Le gouvernement congolais met à nu les motivations de l’agression rwandaise

Un briefing spécial a été organisé ce mardi 18 février 2025 à la salle de la presse RTNC3, réunissant notamment le ministre des Mines, Kizito Pakabomba Kapinga Mulume, et le ministre de la Communication et Médias, porte-parole du gouvernement, Patrick Muyaya Katembwe. Objectif : exposer les motivations réelles derrière l’agression rwandaise à l’est de la RDC, qui repose essentiellement sur le pillage des ressources minières du pays.

Selon le ministre des Mines, la RDC subit des pertes financières majeures en raison des exportations illicites de ses minerais via le Rwanda. Il a dressé un tableau alarmant des chiffres:

« La RDC perd plus de 10 millions de dollars chaque mois à cause des exportations frauduleuses de cassitérite et de coltan. Pour l’or, nous atteignons des proportions bien plus élevées, allant jusqu’à 80 millions de dollars par mois, alors que le Rwanda ne dispose pas de gisements aurifères sur son sol ».

Les projections pour les prochaines années sont tout aussi préoccupantes. Le ministre a révélé que les exportations d’or rwandaises, qui étaient de 500 millions de dollars en 2022, devraient atteindre 2 milliards de dollars d’ici 2026. Sans oublier que l’année dernière, le Rwanda avait déjà franchi la barre de 1 milliard de dollars.

« Il y a des raffineries au Rwanda, comme Gasabo Gold, qui exportent jusqu’à 800 kilos d’or par jour vers les Émirats arabes unis, de l’or pillé en RDC », a-t-il indiqué.
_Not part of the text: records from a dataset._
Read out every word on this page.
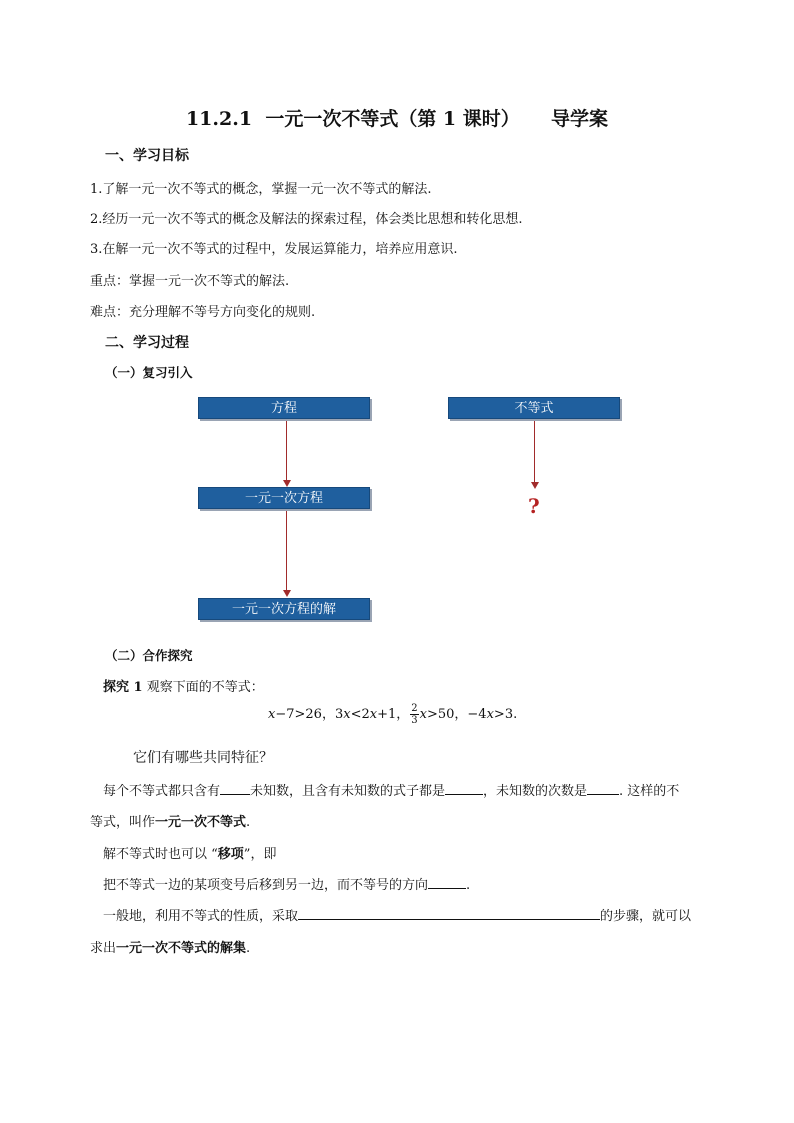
11.2.1 一元一次不等式（第 1 课时） 导学案
一、学习目标
1.了解一元一次不等式的概念，掌握一元一次不等式的解法.
2.经历一元一次不等式的概念及解法的探索过程，体会类比思想和转化思想.
3.在解一元一次不等式的过程中，发展运算能力，培养应用意识.
重点：掌握一元一次不等式的解法.
难点：充分理解不等号方向变化的规则.
二、学习过程
（一）复习引入
方程
一元一次方程
一元一次方程的解
不等式
?
（二）合作探究
探究 1 观察下面的不等式：
x−7>26，3x<2x+1， $\frac{2}{3} x>50$，−4x>3.
它们有哪些共同特征？
每个不等式都只含有 未知数，且含有未知数的式子都是	，未知数的次数是 . 这样的不
等式，叫作一元一次不等式.
解不等式时也可以 “移项”，即
把不等式一边的某项变号后移到另一边，而不等号的方向	.
一般地，利用不等式的性质，采取	的步骤，就可以
求出一元一次不等式的解集.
S’agissant du coltan, dont le prix au kilo est d’environ 70 dollars, le Rwanda a déjà exporté 150 000 kilos issus de la mine de Rubaya, récemment occupée par le M23, mouvement rebelle soutenu par Kigali.

Face à cette situation, la RDC a mis en place plusieurs initiatives pour contrer le pillage de ses minerais et s’assurer que les richesses nationales profitent au pays.

« Nous avons déployé DRC Gold Trading, une entreprise 100% congolaise, qui est active à Bukavu, Kalemie et Buta pour empêcher l’exportation illégale de notre or vers les pays voisins », a souligné le ministre des Mines.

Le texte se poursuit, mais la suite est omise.